A.d.R.: Exactly. The communication was terrible, which left room for a lot of conjecture, but it is a departure that is normal in the context of the reforms that the current pope wants. It is not yet clear exactly what the reforms will be, but he wants to have the option of changing certain things without getting rid of them altogether.
swissinfo.ch: Can the debate about the commander be linked to the rivalry between the Swiss Guards and the Vatican police?
A.d.R.: The pope is just as critical towards certain demonstrations of security that he considers exaggerated and disapproves of, whether they are carried out by the Vatican police or the Swiss Guard. He doesn’t differentiate between one or the other in his desire for change.
That said, the competition between the two corps has been rather less intense recently because Commander Anrig was a chief of police [commander of the Glarus cantonal police] before becoming head of the Guard, while his predecessors were not in the trade. So he was respected by his colleagues in the Vatican police and also had good relations with the Italian police on the outside.
swissinfo.ch: Does the Swiss Guard still serve a useful purpose or is it just a tradition now?
A.d.R.: The tradition, that’s to say the honour of serving the pope when he appears in public, is the most visible facet but of the Swiss Guard but it is the least important. If the pope wants reform in the sense of having less of this type of visibility it will not bother the Guard because its principal mission is security which is assured by the plain clothes officers and non-commissioned officers.
The military aspect has been handed down through history. They could very well dispense with it, even if it would be a massive change.
swissinfo.ch: They could just as well dispense with the Swiss Guard altogether...
A.d.R.: Yes and no.

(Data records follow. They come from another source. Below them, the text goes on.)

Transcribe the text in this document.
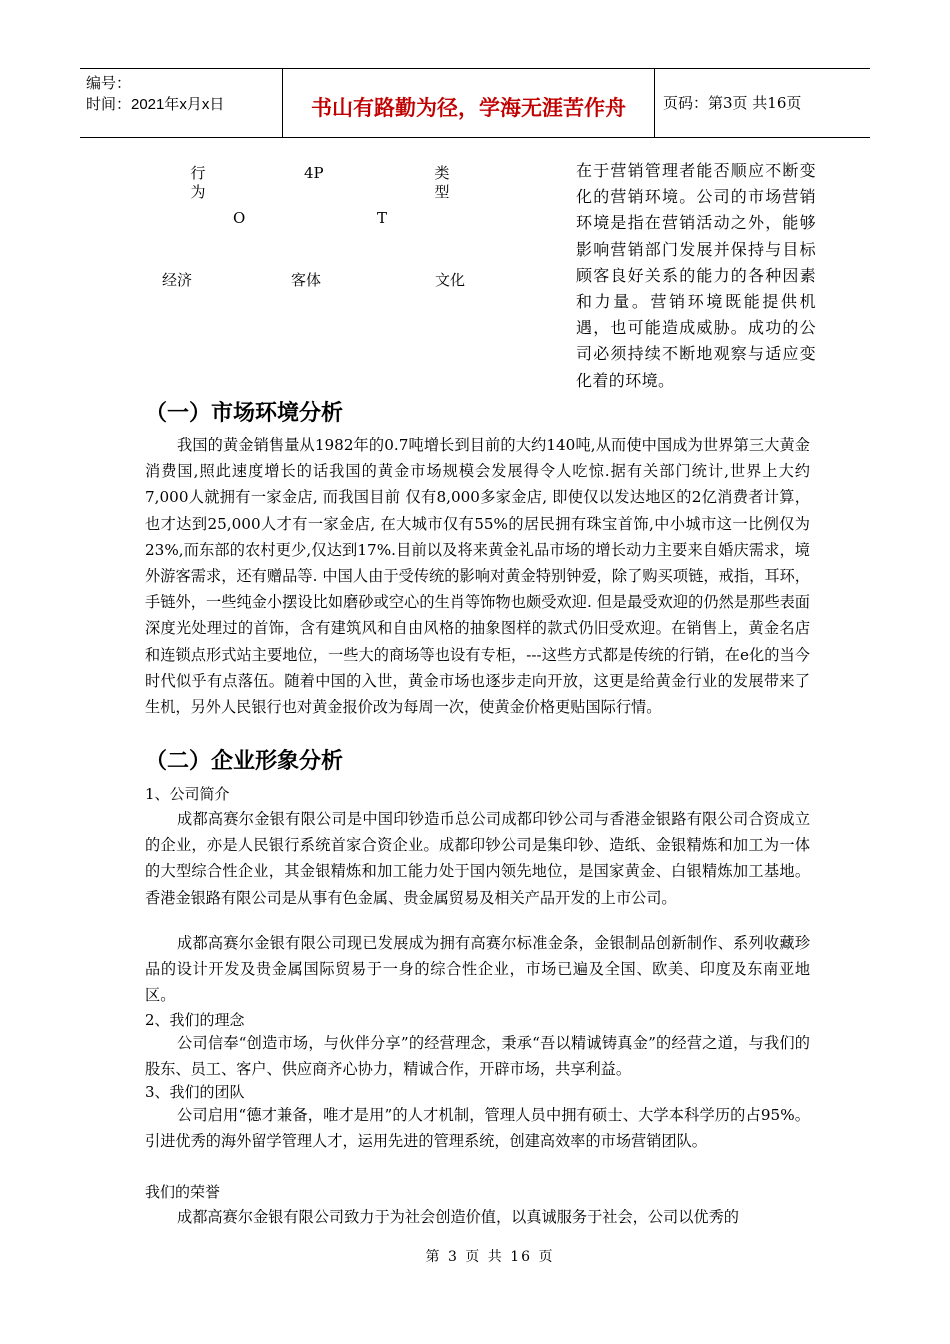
编号：
时间：2021年x月x日	书山有路勤为径，学海无涯苦作舟	页码：第3页 共16页
行
为
4P	类
型
O	T
经济	客体	文化
在于营销管理者能否顺应不断变化的营销环境。公司的市场营销环境是指在营销活动之外，能够影响营销部门发展并保持与目标顾客良好关系的能力的各种因素和力量。营销环境既能提供机遇，也可能造成威胁。成功的公司必须持续不断地观察与适应变化着的环境。
（一）市场环境分析
我国的黄金销售量从1982年的0.7吨增长到目前的大约140吨,从而使中国成为世界第三大黄金消费国,照此速度增长的话我国的黄金市场规模会发展得令人吃惊.据有关部门统计,世界上大约7,000人就拥有一家金店, 而我国目前 仅有8,000多家金店, 即使仅以发达地区的2亿消费者计算，也才达到25,000人才有一家金店, 在大城市仅有55%的居民拥有珠宝首饰,中小城市这一比例仅为23%,而东部的农村更少,仅达到17%.目前以及将来黄金礼品市场的增长动力主要来自婚庆需求，境外游客需求，还有赠品等. 中国人由于受传统的影响对黄金特别钟爱，除了购买项链，戒指，耳环，手链外，一些纯金小摆设比如磨砂或空心的生肖等饰物也颇受欢迎. 但是最受欢迎的仍然是那些表面深度光处理过的首饰，含有建筑风和自由风格的抽象图样的款式仍旧受欢迎。在销售上，黄金名店和连锁点形式站主要地位，一些大的商场等也设有专柜，---这些方式都是传统的行销，在e化的当今时代似乎有点落伍。随着中国的入世，黄金市场也逐步走向开放，这更是给黄金行业的发展带来了生机，另外人民银行也对黄金报价改为每周一次，使黄金价格更贴国际行情。
（二）企业形象分析
1、公司简介
成都高赛尔金银有限公司是中国印钞造币总公司成都印钞公司与香港金银路有限公司合资成立的企业，亦是人民银行系统首家合资企业。成都印钞公司是集印钞、造纸、金银精炼和加工为一体的大型综合性企业，其金银精炼和加工能力处于国内领先地位，是国家黄金、白银精炼加工基地。香港金银路有限公司是从事有色金属、贵金属贸易及相关产品开发的上市公司。
成都高赛尔金银有限公司现已发展成为拥有高赛尔标准金条，金银制品创新制作、系列收藏珍品的设计开发及贵金属国际贸易于一身的综合性企业，市场已遍及全国、欧美、印度及东南亚地区。
2、我们的理念
公司信奉“创造市场，与伙伴分享”的经营理念，秉承“吾以精诚铸真金”的经营之道，与我们的股东、员工、客户、供应商齐心协力，精诚合作，开辟市场，共享利益。
3、我们的团队
公司启用“德才兼备，唯才是用”的人才机制，管理人员中拥有硕士、大学本科学历的占95%。引进优秀的海外留学管理人才，运用先进的管理系统，创建高效率的市场营销团队。
我们的荣誉
成都高赛尔金银有限公司致力于为社会创造价值，以真诚服务于社会，公司以优秀的
第 3 页 共 16 页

They could lose the military aspect of it because it is not an army in the classic sense of the term. The Vatican does not need an army to defend its territory.
However, many in the Vatican like the balance that comes from having a police force consisting of Italians and a guard composed of Swiss. The international element is very much appreciated and I don’t think they will let it go.
swissinfo.ch: It’s not the first time there has been controversy around the chief of the Guard. We remember the murder of Commander Estermann by an non-commissioned officer in 1998. In the end, doesn’t it undermine the reputation and credibility of the Guard?
A.d.R.: I don’t think so – not for those who know the Guard outside of what is written in the papers. But it certainly does raise questions. One wonders what kind of reform the pope wants because he wanted this change without having anything against the commander. It’s a little bit of uncertainty, but at the same time, it’s fascinating.
Pope Francis, as I have known him, is very appreciative of the fact that there are people other than Italians who assure his security, but also the fact that they are young. And that these young people can have an experience of faith together, with a sense of camaraderie, in the service of Peter’s successor.